EU/USA-Gipfel: Hände schütteln, neue Freundschaft, Bündnispflege. Die Mainstream-Medien melden unisono: Obama, Van Rompuy und Barroso einig gegenüber Russland.
Lassen wir alle diplomatischen Schnörkel weg, konzentrieren wir uns für einen Moment nur auf die zentrale Botschaft des Tages. Was soll der Öffentlichkeit als Ergebnis der Ukraine/Krim-Krise jetzt verkauft werden?
Zwei Zitate aus dem Bericht der „Frankfurter Allgemeinen Zeitung“ vom Donnerstag, 27.03. über das Brüsseler Treffen mögen genügen:
Da heißt es erstens – „Zur erneuerten transatlantischen Freundschaft gehört auch die geplante Freihandelszone, über die Brüssel und Washington nun schon seit einiger Zeit verhandeln“. Deren beschleunigte Verwirklichung, so die Botschaft der Brüsseler Konferenz, stehe nun auf der Tagesordnung, um Europa von der energiepolitischen Abhängigkeit zu befreien. „Obama sagt, dass der erfolgreiche Abschluss des Abkommens es erleichtern würde, mehr Exportlizenzen für amerikanisches Flüssiggas nach Europa auszustellen.“ Unter der Überschrift „Der Preis der Demokratie“ werden bisher hinter verschlossenen Türen gehaltenen Details aus der bisherigen Verhandlung des Projektes berichtet.
Zweitens – die N ATO „kehrt jetzt wieder mehr in ihre alte Funktion als sicherheitspolitischer Anker Amerikas in Europa zurück.“ Obama versichere den Ost-europäischen NATO-Mitgliedern, dass sie sich darauf verlassen könnten, „dass die Allianz sie gegebenenfalls gegen Russland verteidigen würde“. Dazu ist das Bild der übereinander gelegten Hände von Obama, van Rompuy und Barroso gestellt. Gesten einer globalen Kameraderie.

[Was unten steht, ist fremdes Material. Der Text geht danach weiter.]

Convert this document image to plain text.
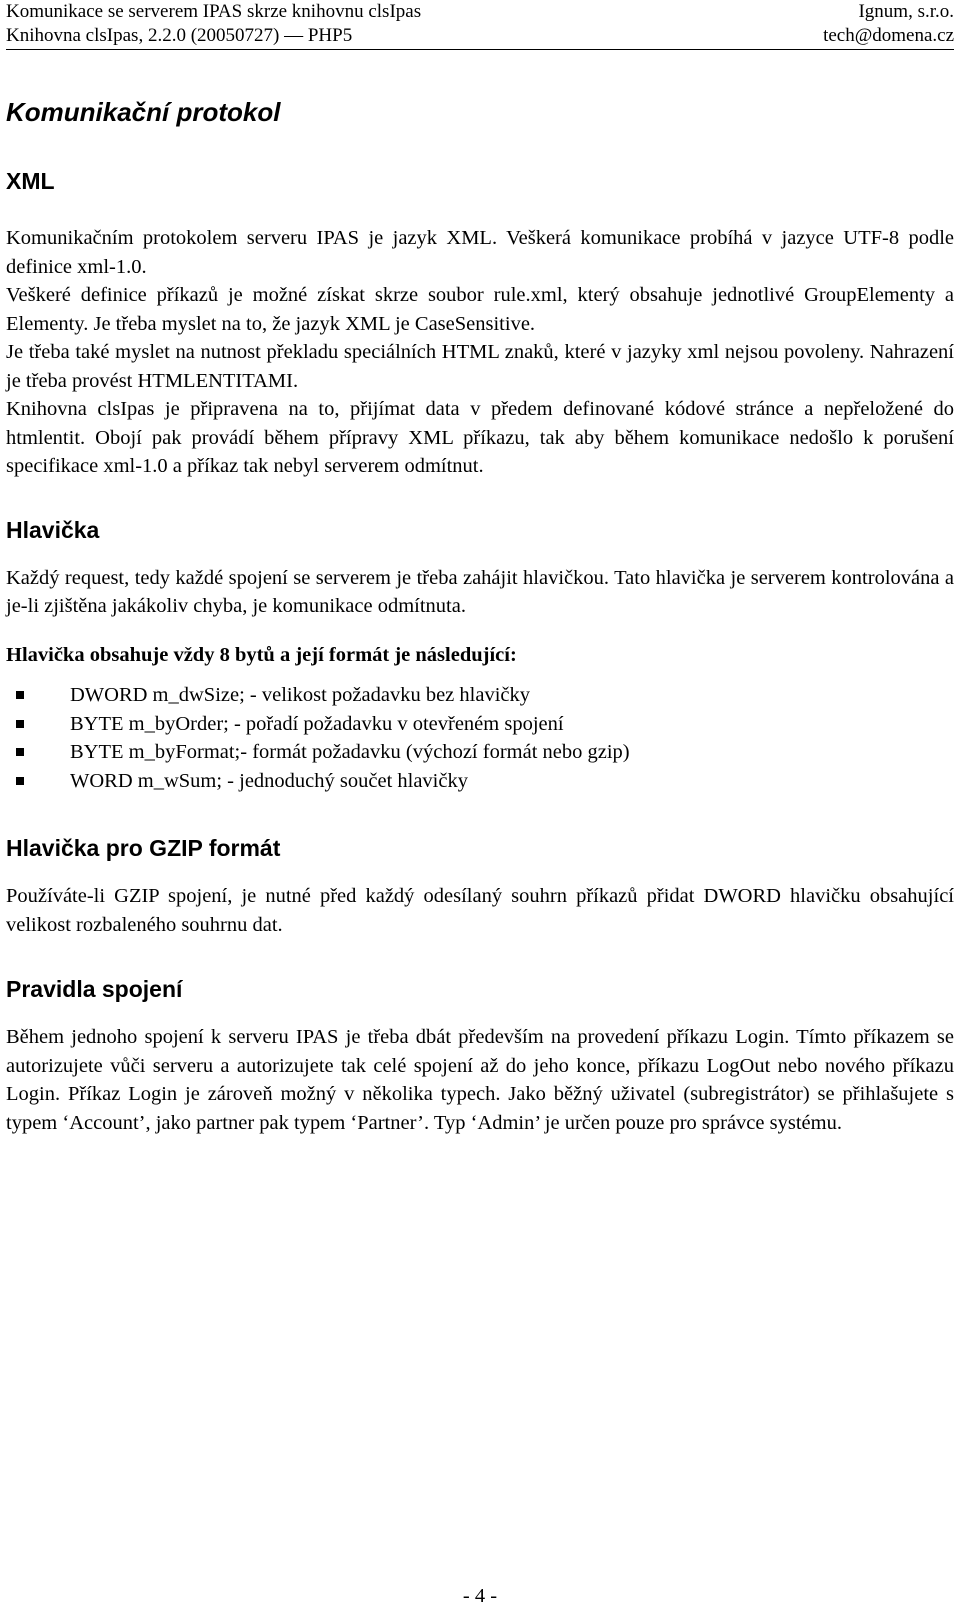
Komunikace se serverem IPAS skrze knihovnu clsIpas	Ignum, s.r.o.
Knihovna clsIpas, 2.2.0 (20050727) — PHP5	tech@domena.cz
Komunikační protokol
XML

Komunikačním protokolem serveru IPAS je jazyk XML. Veškerá komunikace probíhá v jazyce UTF-8 podle definice xml-1.0.

Veškeré definice příkazů je možné získat skrze soubor rule.xml, který obsahuje jednotlivé GroupElementy a Elementy. Je třeba myslet na to, že jazyk XML je CaseSensitive.

Je třeba také myslet na nutnost překladu speciálních HTML znaků, které v jazyky xml nejsou povoleny. Nahrazení je třeba provést HTMLENTITAMI.

Knihovna clsIpas je připravena na to, přijímat data v předem definované kódové stránce a nepřeložené do htmlentit. Obojí pak provádí během přípravy XML příkazu, tak aby během komunikace nedošlo k porušení specifikace xml-1.0 a příkaz tak nebyl serverem odmítnut.

Hlavička

Každý request, tedy každé spojení se serverem je třeba zahájit hlavičkou. Tato hlavička je serverem kontrolována a je-li zjištěna jakákoliv chyba, je komunikace odmítnuta.

Hlavička obsahuje vždy 8 bytů a její formát je následující:

DWORD m_dwSize; - velikost požadavku bez hlavičky
BYTE m_byOrder; - pořadí požadavku v otevřeném spojení
BYTE m_byFormat;- formát požadavku (výchozí formát nebo gzip)
WORD m_wSum; - jednoduchý součet hlavičky
Hlavička pro GZIP formát

Používáte-li GZIP spojení, je nutné před každý odesílaný souhrn příkazů přidat DWORD hlavičku obsahující velikost rozbaleného souhrnu dat.

Pravidla spojení

Během jednoho spojení k serveru IPAS je třeba dbát především na provedení příkazu Login. Tímto příkazem se autorizujete vůči serveru a autorizujete tak celé spojení až do jeho konce, příkazu LogOut nebo nového příkazu Login. Příkaz Login je zároveň možný v několika typech. Jako běžný uživatel (subregistrátor) se přihlašujete s typem ‘Account’, jako partner pak typem ‘Partner’. Typ ‘Admin’ je určen pouze pro správce systému.

- 4 -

Ein zentrales Motiv hinter der Ukraine-Krise leuchtet hier auf: Es geht nicht nur um die Konkurrenz zwischen Freihandelszone der Europäischen Union und Freihandelszone der Eurasien Union. Es geht um die Zurückdrängung Russlands durch die rund um die Grenzen Russlands herum geplante „Transatlantic Trade and Investment Partnership“ (TTIP), die weit über die Zone der Europäischen Union hinausgreift – dies aber unter klarer Ausgrenzung Russlands.
Diesem Projekt entspricht von der anderen Seite Eurasiens die Entwicklung einer „Transpazifischen Partnerschaft“ (TTP), die ganz Asien umspannen soll – dies aber unter ausdrücklicher Ausgrenzung Chinas.
Was mit diesen Projekten geplant ist, läuft auf eine die heutige Nationalstaatsordnung beiseite schiebende globale Monopolordnung hinaus. Mit überstaatlichen Schiedsgerichten, vor denen die Monopole das Recht haben sollen, Investitionsschutz von Staaten einzuklagen, in denen sie tätig sind, würde, wenn die Projekte Wirklichkeit würden, einzelstaatliche Gerichtsbarkeit ausgehebelt, ganz zu schweigen von demokratischer Mitwirkung der Bevölkerungen. Die Ausgrenzung von Russland und China lässt zudem erkennen, in wessen Interesse diese Pläne liegen, nämlich USA/EU, atlantischer Block auf der einen Seite Eurasiens, USA/Japanischer Block auf der anderen. China und Russland werden in die Klammer genommen. Es ist klar, dass Russland ebenso wie China dieser Entwicklung nicht tatenlos zusehen kann. Die Ukraine ist in diesem Spielplan nur eine Figur – wenn auch eine entscheidende, solange sie geeignet ist, Russland zu schwächen und USA/EU auf dem alten Niveau von Führungsmacht und Juniorpartner erneut zusammenzuschmieden. Das dies die EU, insbesondere Deutschland zugleich schwächt, liegt in der Logik dieser Beziehung. EU-Versprechen auf Integration gegenüber der Ukraine sind das Papier nicht wert, auf dem stehen. Hier geht es um mehr: um ein auf lange Sicht angelegtes reaktionäres Bündnis zur Erhaltung der atlantischen Hegemonie unter einem erneuerten US-Führungsanspruch.